I've decided that having your child go to school is a lot like actually giving birth to your first child.  Everyone can give you advice and prepare you mentally but until it's actually here you are oblivious. Nothing quite prepares you for that first day that they're with teachers and classmates more than they are with you. 

Talk about anxiety...

Half day Kindergarten was a walk in the park, but 1st Grade?  We are in the Big Leagues now.


Who knew that girl clicks started this early?

I hope she's not participating...

And who would've thought my outgoing girl would miss me so much?

Lord, please help her have fun!

Why are sight words so dang hard to memorize?

Yes, an A and a T spell AT....AT....AT!!!!  Get it already!

Is it me, or is there only 10 minutes from the time they get home to the time they go to bed?

Sheesh, it's 8 o'clock and we haven't taken a bath, gone over sight words, or read books yet!  I'm such a failure! 

All these things and a thousand more rush through my head all day.  And if I could sum up what I'm feeling most of the time, here's a word for ya...

Helpless.

This is good for me though.  It's brought me to a new place, a place where all you can do is pray.  So prayer is my constant companion these days.  I think when she was home with me all day, I felt more in control so it lessened my desire to pray for her. 

It made me realize that feeling out of control is essential to letting the Lord have control.  Placing your child (or anything) in the Lord's hands?  Not an easy thing to do...especially for a control freak.

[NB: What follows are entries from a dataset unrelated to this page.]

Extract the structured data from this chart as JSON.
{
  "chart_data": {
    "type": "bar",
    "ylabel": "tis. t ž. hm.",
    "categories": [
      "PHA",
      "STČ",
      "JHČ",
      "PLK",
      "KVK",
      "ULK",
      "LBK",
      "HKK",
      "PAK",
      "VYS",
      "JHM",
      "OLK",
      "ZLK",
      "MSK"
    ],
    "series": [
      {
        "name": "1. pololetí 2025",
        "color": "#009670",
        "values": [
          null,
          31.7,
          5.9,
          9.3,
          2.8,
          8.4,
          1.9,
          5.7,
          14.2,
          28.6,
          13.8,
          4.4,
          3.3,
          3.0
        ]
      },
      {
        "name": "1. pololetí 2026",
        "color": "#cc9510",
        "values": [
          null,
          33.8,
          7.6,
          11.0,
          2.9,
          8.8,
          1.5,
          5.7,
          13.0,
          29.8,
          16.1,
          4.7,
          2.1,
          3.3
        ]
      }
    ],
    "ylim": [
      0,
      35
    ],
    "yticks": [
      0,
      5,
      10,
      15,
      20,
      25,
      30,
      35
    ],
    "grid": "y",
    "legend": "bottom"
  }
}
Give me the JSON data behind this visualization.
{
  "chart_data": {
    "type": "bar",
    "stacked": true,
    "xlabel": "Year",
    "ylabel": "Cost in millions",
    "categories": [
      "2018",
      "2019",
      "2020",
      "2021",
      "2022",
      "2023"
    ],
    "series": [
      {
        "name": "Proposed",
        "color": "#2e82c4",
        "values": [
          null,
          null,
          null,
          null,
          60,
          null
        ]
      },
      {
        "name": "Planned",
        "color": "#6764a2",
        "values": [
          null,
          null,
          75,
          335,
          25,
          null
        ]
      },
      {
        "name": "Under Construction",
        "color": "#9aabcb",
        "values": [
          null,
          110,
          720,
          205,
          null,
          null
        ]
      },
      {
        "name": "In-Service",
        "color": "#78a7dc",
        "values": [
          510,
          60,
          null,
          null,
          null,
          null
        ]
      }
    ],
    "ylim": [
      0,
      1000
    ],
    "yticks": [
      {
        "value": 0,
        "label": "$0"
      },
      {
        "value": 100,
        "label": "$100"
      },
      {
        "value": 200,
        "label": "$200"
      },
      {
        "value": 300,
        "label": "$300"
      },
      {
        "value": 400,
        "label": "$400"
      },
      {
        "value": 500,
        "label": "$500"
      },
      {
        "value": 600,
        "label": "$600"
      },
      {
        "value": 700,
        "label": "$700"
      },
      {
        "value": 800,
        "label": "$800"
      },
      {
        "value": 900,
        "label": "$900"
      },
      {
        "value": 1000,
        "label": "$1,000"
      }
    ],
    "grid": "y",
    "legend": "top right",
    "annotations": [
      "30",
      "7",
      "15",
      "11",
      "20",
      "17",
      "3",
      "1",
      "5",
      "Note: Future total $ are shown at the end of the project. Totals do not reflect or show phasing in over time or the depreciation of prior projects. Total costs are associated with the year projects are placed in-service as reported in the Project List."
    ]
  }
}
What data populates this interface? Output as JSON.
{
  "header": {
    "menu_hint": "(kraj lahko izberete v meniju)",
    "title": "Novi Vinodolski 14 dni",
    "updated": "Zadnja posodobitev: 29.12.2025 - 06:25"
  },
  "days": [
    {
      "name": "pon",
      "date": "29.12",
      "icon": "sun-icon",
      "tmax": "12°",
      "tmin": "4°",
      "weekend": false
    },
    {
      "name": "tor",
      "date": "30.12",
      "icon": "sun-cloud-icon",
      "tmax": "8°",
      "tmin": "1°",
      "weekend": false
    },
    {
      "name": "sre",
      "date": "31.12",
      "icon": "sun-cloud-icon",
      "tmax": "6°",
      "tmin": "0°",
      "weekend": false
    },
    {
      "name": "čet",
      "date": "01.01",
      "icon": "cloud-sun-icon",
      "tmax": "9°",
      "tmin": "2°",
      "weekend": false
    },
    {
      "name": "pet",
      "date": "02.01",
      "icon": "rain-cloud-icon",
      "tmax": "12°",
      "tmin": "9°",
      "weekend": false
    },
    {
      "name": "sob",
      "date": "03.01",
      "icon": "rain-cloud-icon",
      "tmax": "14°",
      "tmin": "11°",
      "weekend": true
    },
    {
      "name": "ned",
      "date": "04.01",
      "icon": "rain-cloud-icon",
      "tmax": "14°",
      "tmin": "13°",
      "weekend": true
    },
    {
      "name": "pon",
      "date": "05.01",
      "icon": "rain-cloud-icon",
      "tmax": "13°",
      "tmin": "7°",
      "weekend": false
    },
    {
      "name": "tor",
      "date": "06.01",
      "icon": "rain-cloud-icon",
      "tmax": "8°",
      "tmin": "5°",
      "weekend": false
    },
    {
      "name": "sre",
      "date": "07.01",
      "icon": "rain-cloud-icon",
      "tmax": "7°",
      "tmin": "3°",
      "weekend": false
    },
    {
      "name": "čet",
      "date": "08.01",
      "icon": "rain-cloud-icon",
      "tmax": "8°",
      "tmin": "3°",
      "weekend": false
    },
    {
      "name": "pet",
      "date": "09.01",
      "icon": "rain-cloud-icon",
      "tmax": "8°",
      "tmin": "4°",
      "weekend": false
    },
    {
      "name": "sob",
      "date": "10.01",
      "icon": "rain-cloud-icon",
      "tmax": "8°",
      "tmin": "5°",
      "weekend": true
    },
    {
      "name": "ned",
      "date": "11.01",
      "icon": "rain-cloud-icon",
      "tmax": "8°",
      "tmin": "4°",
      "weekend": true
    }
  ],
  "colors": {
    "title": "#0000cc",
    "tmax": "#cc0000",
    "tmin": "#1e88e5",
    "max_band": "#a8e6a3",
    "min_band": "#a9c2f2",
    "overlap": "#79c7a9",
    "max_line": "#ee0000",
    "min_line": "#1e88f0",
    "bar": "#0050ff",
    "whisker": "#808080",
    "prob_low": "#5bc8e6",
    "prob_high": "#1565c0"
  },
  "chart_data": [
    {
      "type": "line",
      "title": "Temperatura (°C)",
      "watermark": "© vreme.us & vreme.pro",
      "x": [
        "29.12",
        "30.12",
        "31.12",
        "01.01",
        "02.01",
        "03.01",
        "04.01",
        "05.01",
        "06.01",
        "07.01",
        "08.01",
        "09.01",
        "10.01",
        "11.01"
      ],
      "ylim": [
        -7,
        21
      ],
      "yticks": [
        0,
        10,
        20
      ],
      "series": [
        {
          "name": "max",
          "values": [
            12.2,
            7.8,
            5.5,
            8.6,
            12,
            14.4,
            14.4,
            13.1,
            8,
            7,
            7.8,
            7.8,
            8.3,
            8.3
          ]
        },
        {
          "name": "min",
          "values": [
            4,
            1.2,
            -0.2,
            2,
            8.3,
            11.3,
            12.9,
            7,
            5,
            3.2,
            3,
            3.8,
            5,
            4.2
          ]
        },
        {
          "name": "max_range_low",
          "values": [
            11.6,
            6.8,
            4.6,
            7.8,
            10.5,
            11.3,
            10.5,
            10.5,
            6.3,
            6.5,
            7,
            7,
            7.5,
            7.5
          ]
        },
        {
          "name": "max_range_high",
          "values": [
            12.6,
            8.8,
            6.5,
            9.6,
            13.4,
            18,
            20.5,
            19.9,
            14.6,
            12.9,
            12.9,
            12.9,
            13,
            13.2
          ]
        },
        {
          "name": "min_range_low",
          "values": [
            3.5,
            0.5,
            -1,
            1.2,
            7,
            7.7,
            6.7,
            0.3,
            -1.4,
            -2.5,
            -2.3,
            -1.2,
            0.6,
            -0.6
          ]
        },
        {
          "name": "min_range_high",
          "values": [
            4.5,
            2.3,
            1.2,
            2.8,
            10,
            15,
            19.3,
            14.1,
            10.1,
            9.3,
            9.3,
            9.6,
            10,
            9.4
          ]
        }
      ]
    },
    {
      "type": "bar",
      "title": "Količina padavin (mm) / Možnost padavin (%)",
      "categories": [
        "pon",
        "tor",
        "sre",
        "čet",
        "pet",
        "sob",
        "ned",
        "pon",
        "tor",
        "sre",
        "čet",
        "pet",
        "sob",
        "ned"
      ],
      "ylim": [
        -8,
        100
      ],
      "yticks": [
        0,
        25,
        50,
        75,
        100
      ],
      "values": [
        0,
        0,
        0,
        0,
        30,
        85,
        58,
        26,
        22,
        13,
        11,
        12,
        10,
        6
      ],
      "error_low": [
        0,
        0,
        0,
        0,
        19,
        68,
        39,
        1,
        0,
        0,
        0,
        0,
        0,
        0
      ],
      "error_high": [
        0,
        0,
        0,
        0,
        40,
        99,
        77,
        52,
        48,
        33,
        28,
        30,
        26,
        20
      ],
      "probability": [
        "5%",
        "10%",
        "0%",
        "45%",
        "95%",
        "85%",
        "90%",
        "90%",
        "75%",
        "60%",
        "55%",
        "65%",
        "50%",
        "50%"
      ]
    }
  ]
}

I cried even.  Called my sister in desperation.  Brooded.  Sulked.  Contemplated home school.  My last resort?  Prayer.  Then I asked a couple other people to pray.  Then things began to change....huh.


The next day...

Mom, I made a friend today!  It's a good thing you prayed!

The day after that...

My anxiety, gone.

The day after that...

AT...you got it!  Now, how are we going to remember THIS?

The day after that...

I love school mom.


Ahhhhh....peace.  Peace that transcends all understanding.

 
Rejoice in the Lord always. I will say it again: Rejoice!  Let your gentleness be evident to all. The Lord is near.  Do not be anxious about anything, but in everything, by prayer and petition, with thanksgiving, present your requests to God. And the peace of God, which transcends all understanding will guard your hearts and your minds in Christ Jesus.